Kondisi tersebut membuat ruang pelonggaran kebijakan moneter menjadi semakin terbatas. Kombinasi inflasi yang tinggi dan depresiasi rupiah menyebabkan Bank Indonesia memiliki ruang yang sangat sempit untuk menurunkan suku bunga pada Rapat Dewan Gubernur (RDG) 20–21 Januari 2026.
“Dalam jangka pendek, arah kebijakan moneter akan sangat berhati-hati. Namun, pasar saham tetap bergerak positif karena pelaku pasar melihat prospek ekonomi yang lebih baik ke depan, terutama jika kebijakan moneter dan fiskal dapat diselaraskan,” jelas Rully.
: Rekomendasi Saham dan Pergerakan IHSG Hari Ini, Kamis 15 Januari 2026
Dalam jangka menengah, Rully memperkirakan ekonomi Indonesia akan meningkat menjadi 5,3% pada 2026, dibandingkan dengan realisasi 5,1% pada 2025. Momentum ini akan sangat bergantung pada efektivitas kebijakan fiskal dalam mendorong belanja produktif dan menjaga keberlanjutan pertumbuhan.
“Keselarasan kebijakan moneter dan fiskal akan menjadi salah satu faktor kunci yang mendukung target IHSG 10.500. Jika likuiditas terjaga dan stimulus fiskal berjalan efektif, pasar akan memiliki fondasi yang lebih kuat,” tambahnya.
Dalam jangka panjang, lanjut Rully, konsistensi kebijakan dan kepastian arah ekonomi akan memperkuat kepercayaan investor.

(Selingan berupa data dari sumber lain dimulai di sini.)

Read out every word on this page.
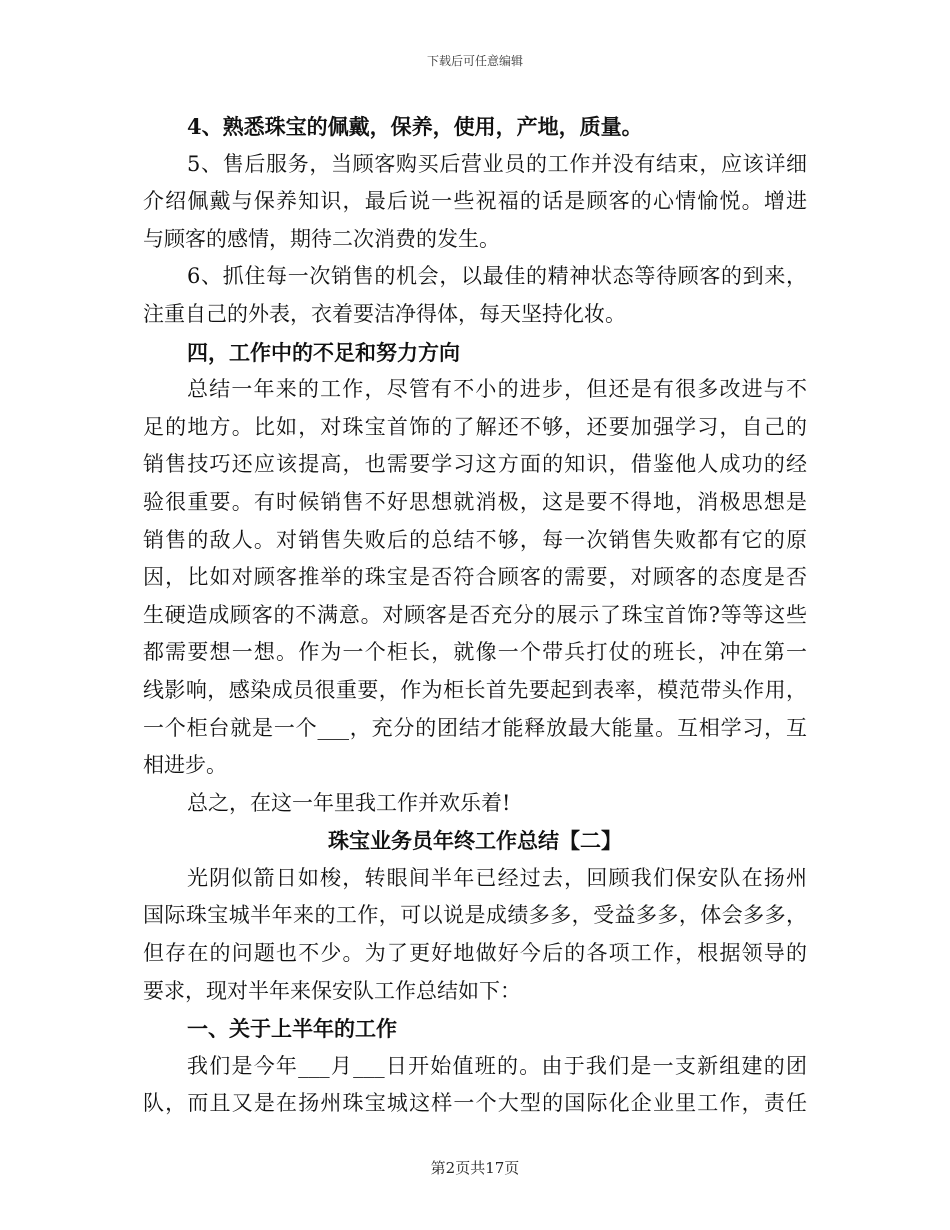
下载后可任意编辑
4、熟悉珠宝的佩戴，保养，使用，产地，质量。
5、售后服务，当顾客购买后营业员的工作并没有结束，应该详细
介绍佩戴与保养知识，最后说一些祝福的话是顾客的心情愉悦。增进
与顾客的感情，期待二次消费的发生。
6、抓住每一次销售的机会，以最佳的精神状态等待顾客的到来，
注重自己的外表，衣着要洁净得体，每天坚持化妆。
四，工作中的不足和努力方向
总结一年来的工作，尽管有不小的进步，但还是有很多改进与不
足的地方。比如，对珠宝首饰的了解还不够，还要加强学习，自己的
销售技巧还应该提高，也需要学习这方面的知识，借鉴他人成功的经
验很重要。有时候销售不好思想就消极，这是要不得地，消极思想是
销售的敌人。对销售失败后的总结不够，每一次销售失败都有它的原
因，比如对顾客推举的珠宝是否符合顾客的需要，对顾客的态度是否
生硬造成顾客的不满意。对顾客是否充分的展示了珠宝首饰?等等这些
都需要想一想。作为一个柜长，就像一个带兵打仗的班长，冲在第一
线影响，感染成员很重要，作为柜长首先要起到表率，模范带头作用，
一个柜台就是一个___，充分的团结才能释放最大能量。互相学习，互
相进步。
总之，在这一年里我工作并欢乐着!
珠宝业务员年终工作总结【二】
光阴似箭日如梭，转眼间半年已经过去，回顾我们保安队在扬州
国际珠宝城半年来的工作，可以说是成绩多多，受益多多，体会多多，
但存在的问题也不少。为了更好地做好今后的各项工作，根据领导的
要求，现对半年来保安队工作总结如下：
一、关于上半年的工作
我们是今年___月___日开始值班的。由于我们是一支新组建的团
队，而且又是在扬州珠宝城这样一个大型的国际化企业里工作，责任
第2页共17页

Dari sisi sektoral, penguatan IHSG sejak awal tahun didorong saham-saham komoditas dan pertambangan seperti AMMN, BUMI, BYAN, dan BRMS, dengan potensi berlanjut seiring penguatan harga komoditas, khususnya emas, di tengah ketidakpastian geopolitik.

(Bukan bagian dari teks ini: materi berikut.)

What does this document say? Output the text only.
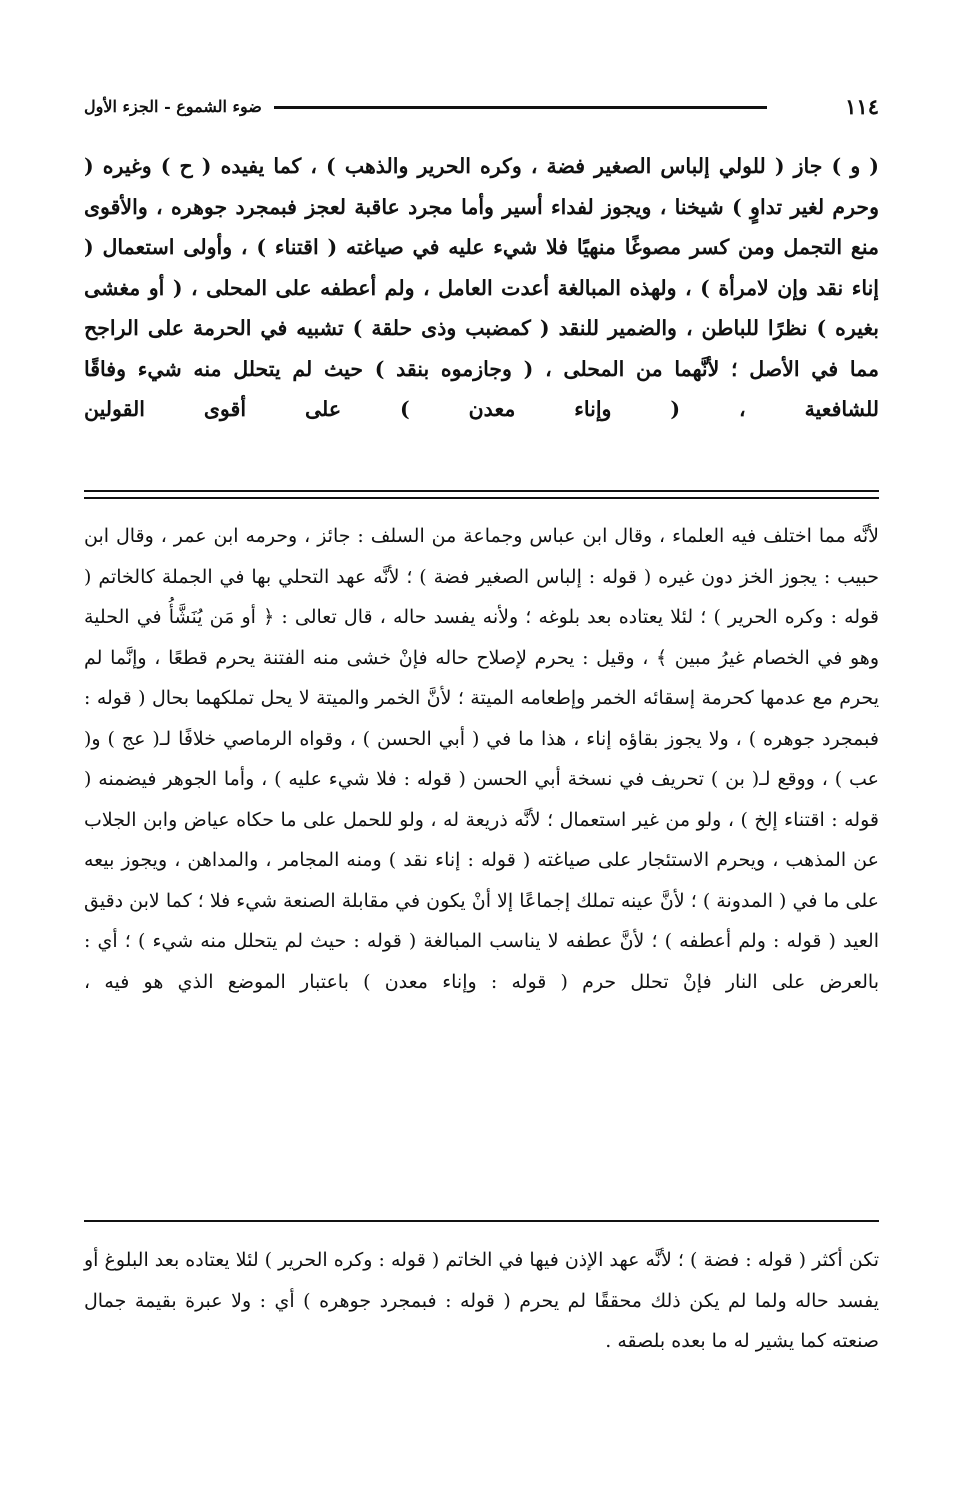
١١٤
ضوء الشموع - الجزء الأول

( و ) جاز ( للولي إلباس الصغير فضة ، وكره الحرير والذهب ) ، كما يفيده ( ح ) وغيره ( وحرم لغير تداوٍ ) شيخنا ، ويجوز لفداء أسير وأما مجرد عاقبة لعجز فبمجرد جوهره ، والأقوى منع التجمل ومن كسر مصوغًا منهيًا فلا شيء عليه في صياغته ( اقتناء ) ، وأولى استعمال ( إناء نقد وإن لامرأة ) ، ولهذه المبالغة أعدت العامل ، ولم أعطفه على المحلى ، ( أو مغشى بغيره ) نظرًا للباطن ، والضمير للنقد ( كمضبب وذى حلقة ) تشبيه في الحرمة على الراجح مما في الأصل ؛ لأنَّهما من المحلى ، ( وجازموه بنقد ) حيث لم يتحلل منه شيء وفاقًا للشافعية ، ( وإناء معدن ) على أقوى القولين

لأنَّه مما اختلف فيه العلماء ، وقال ابن عباس وجماعة من السلف : جائز ، وحرمه ابن عمر ، وقال ابن حبيب : يجوز الخز دون غيره ( قوله : إلباس الصغير فضة ) ؛ لأنَّه عهد التحلي بها في الجملة كالخاتم ( قوله : وكره الحرير ) ؛ لئلا يعتاده بعد بلوغه ؛ ولأنه يفسد حاله ، قال تعالى : ﴿ أو مَن يُنَشَّأُ في الحلية وهو في الخصام غيرُ مبين ﴾ ، وقيل : يحرم لإصلاح حاله فإنْ خشى منه الفتنة يحرم قطعًا ، وإنَّما لم يحرم مع عدمها كحرمة إسقائه الخمر وإطعامه الميتة ؛ لأنَّ الخمر والميتة لا يحل تملكهما بحال ( قوله : فبمجرد جوهره ) ، ولا يجوز بقاؤه إناء ، هذا ما في ( أبي الحسن ) ، وقواه الرماصي خلافًا لـ( عج ) و( عب ) ، ووقع لـ( بن ) تحريف في نسخة أبي الحسن ( قوله : فلا شيء عليه ) ، وأما الجوهر فيضمنه ( قوله : اقتناء إلخ ) ، ولو من غير استعمال ؛ لأنَّه ذريعة له ، ولو للحمل على ما حكاه عياض وابن الجلاب عن المذهب ، ويحرم الاستئجار على صياغته ( قوله : إناء نقد ) ومنه المجامر ، والمداهن ، ويجوز بيعه على ما في ( المدونة ) ؛ لأنَّ عينه تملك إجماعًا إلا أنْ يكون في مقابلة الصنعة شيء فلا ؛ كما لابن دقيق العيد ( قوله : ولم أعطفه ) ؛ لأنَّ عطفه لا يناسب المبالغة ( قوله : حيث لم يتحلل منه شيء ) ؛ أي : بالعرض على النار فإنْ تحلل حرم ( قوله : وإناء معدن ) باعتبار الموضع الذي هو فيه ،

تكن أكثر ( قوله : فضة ) ؛ لأنَّه عهد الإذن فيها في الخاتم ( قوله : وكره الحرير ) لئلا يعتاده بعد البلوغ أو يفسد حاله ولما لم يكن ذلك محققًا لم يحرم ( قوله : فبمجرد جوهره ) أي : ولا عبرة بقيمة جمال صنعته كما يشير له ما بعده بلصقه .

“Selain komoditas, sektor telekomunikasi dan infrastruktur telekomunikasi juga berpotensi menjadi pendorong IHSG, didukung oleh pertumbuhan ekonomi digital dan kebutuhan investasi jaringan yang berkelanjutan,” tutup Rully.
Dengan kombinasi tren pasar yang positif, prospek pertumbuhan ekonomi yang lebih tinggi, serta potensi keselarasan kebijakan moneter dan fiskal, Mirae Asset tetap bullish dan optimistis terhadap kinerja pasar saham Indonesia sepanjang 2026.
IDX COMPOSITE INDEX – TradingView
Terpisah, OCBC Sekuritas memperkirakan IHSG pada 2026 dipatok pada level 9.500 untuk skenario dasar, dengan potensi menguat hingga level 9.700 pada skenario optimistis.
Equity Research Analyst OCBC Sekuritas Farell Nathanael mengatakan sejumlah sektor seperti perbankan diuntungkan dengan menguatnya sinergi kebijakan antara Bank Indonesia (BI) dan pemerintah untuk mempercepat penyaluran kredit sekaligus menopang ekspansi ekonomi yang berkelanjutan.
Dia menyebut di tengah tren penurunan suku bunga acuan dan persaingan yang semakin ketat, margin bunga bersih atau net interest margin (NIM) perbankan akan menghadapi tekanan akibat penurunan imbal hasil kredit.
Namun, lanjutnya, tekanan tersebut dinilai dapat diredam oleh penurunan cost of fund yang ditopang oleh perbaikan likuiditas, baik melalui injeksi likuiditas pemerintah, kebijakan moneter yang lebih longgar, maupun penurunan imbal hasil obligasi pemerintah.
Selain itu, insentif likuiditas makroprudensial dari BI diharapkan mampu mempercepat transmisi penurunan BI Rate ke suku bunga kredit.
Alhasil, sejumlah saham perbankan seperti PT Bank Central Asia Tbk. (BBCA), PT Bank Mandiri Tbk. (BMRI), PT Bank Rakyat Indonesia Tbk. (BBRI) hingga PT Bank Negera Indonesia Tbk. (BBNI) dinilai masih mampu memberikan imbal hasil yang kompetitif.
“Prospek sektor perbankan, khususnya saham BBCA, BBRI, BMRI, dan BBNI, juga dinilai menarik seiring valuasi yang relatif murah serta imbal hasil dividen yang kompetitif, terutama dari bank-bank BUMN,” ujarnya kepada Bisnis dikutip, Rabu (14/1/2026).
Disclaimer: berita ini tidak bertujuan mengajak membeli atau menjual saham. Keputusan investasi sepenuhnya ada di tangan pembaca. Bisnis.com tidak bertanggung jawab terhadap segala kerugian maupun keuntungan yang timbul dari keputusan investasi pembaca.